SciAgent: Tool-augmented Language Models for Scientific Reasoning

TL;DR

The paper addresses the challenge of scientific reasoning by shifting from an omniscient solver to a tool-using agent. It introduces MathFunc, a large corpus of math-related functions, and SciAgent, a four-module, tool-augmented model trained to retrieve, understand, and apply domain tools, evaluated on SciToolBench—a multi-domain benchmark with composable toolsets. Key contributions include a cross-retrieval strategy to derive generalized functions, a dense retriever trained on planning signals, and substantial empirical gains over open-source baselines, with tool-use approaching but not yet matching GPT-4 under tool-enabled conditions. The results highlight the practicality and limitations of tool-augmented reasoning, guiding future work on broader domain coverage and toolset robustness across scientific disciplines.

Abstract

Scientific reasoning poses an excessive challenge for even the most advanced Large Language Models (LLMs). To make this task more practical and solvable for LLMs, we introduce a new task setting named tool-augmented scientific reasoning. This setting supplements LLMs with scalable toolsets, and shifts the focus from pursuing an omniscient problem solver to a proficient tool-user. To facilitate the research of such setting, we construct a tool-augmented training corpus named MathFunc which encompasses over 30,000 samples and roughly 6,000 tools. Building on MathFunc, we develop SciAgent to retrieve, understand and, if necessary, use tools for scientific problem solving. Additionally, we craft a benchmark, SciToolBench, spanning five scientific domains to evaluate LLMs' abilities with tool assistance. Extensive experiments on SciToolBench confirm the effectiveness of SciAgent. Notably, SciAgent-Mistral-7B surpasses other LLMs with the same size by more than 13% in absolute accuracy. Furthermore, SciAgent-DeepMath-7B shows much superior performance than ChatGPT.

Figures (12)

• Figure 1: Two paradigms for scientific reasoning. Different colors represent different scientific domains. Left: Collecting annotations and fine-tuning LLMs domain by domain. Right: Our proposed tool-augmented setting. LLMs are fine-tuned on math-related, tool-augmented samples (color in red). When adapting LLMs to a specific domain, a pluggable and domain-specific toolset is attached. No additional fine-tuning is further required.
• Figure 2: Automatic pipeline for MathFunc construction.
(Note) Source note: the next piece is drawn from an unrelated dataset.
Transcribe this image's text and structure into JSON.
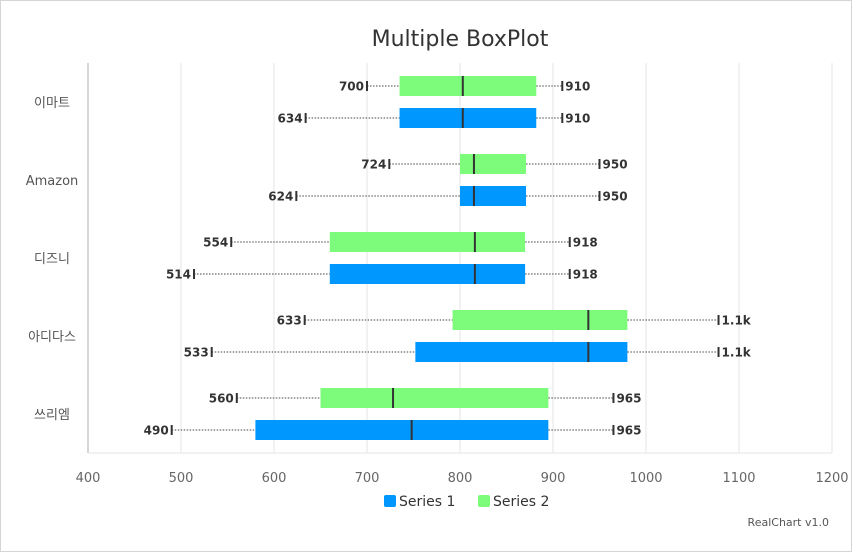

Please view it starting from the bottom left corner and proceed clockwise. We disentangle the constructions of toolset (dashed lines) and function-augmented samples (solid lines) for more generalized annotations. We do not visualize the function-free samples for simplicity.
• Figure 3: The model architecture of SciAgent. Given a domain-specific toolset , our agent answers the question through four consecutive modules. (1) Planning: provides a high-level plan for this problem. (2) Retrieval: retrieves related functions from attached toolset. (3) Action: generates a low-level solution interleaving rationale and program. The program uses the retrieved functions if necessary. (4) Execution: calls Python executor to run the program and outputs the final answer. Not included in this figure for simplicity.
• Figure 4: Left: Histogram of FPQ (function per question). Higher values indicate greater composability. Right: Histogram of function occurrence. Higher values indicate more generalization and wider application.
• Figure 5: Semi-automatic annotation pipeline for SciToolBench. : GPT-4. : Human annotator.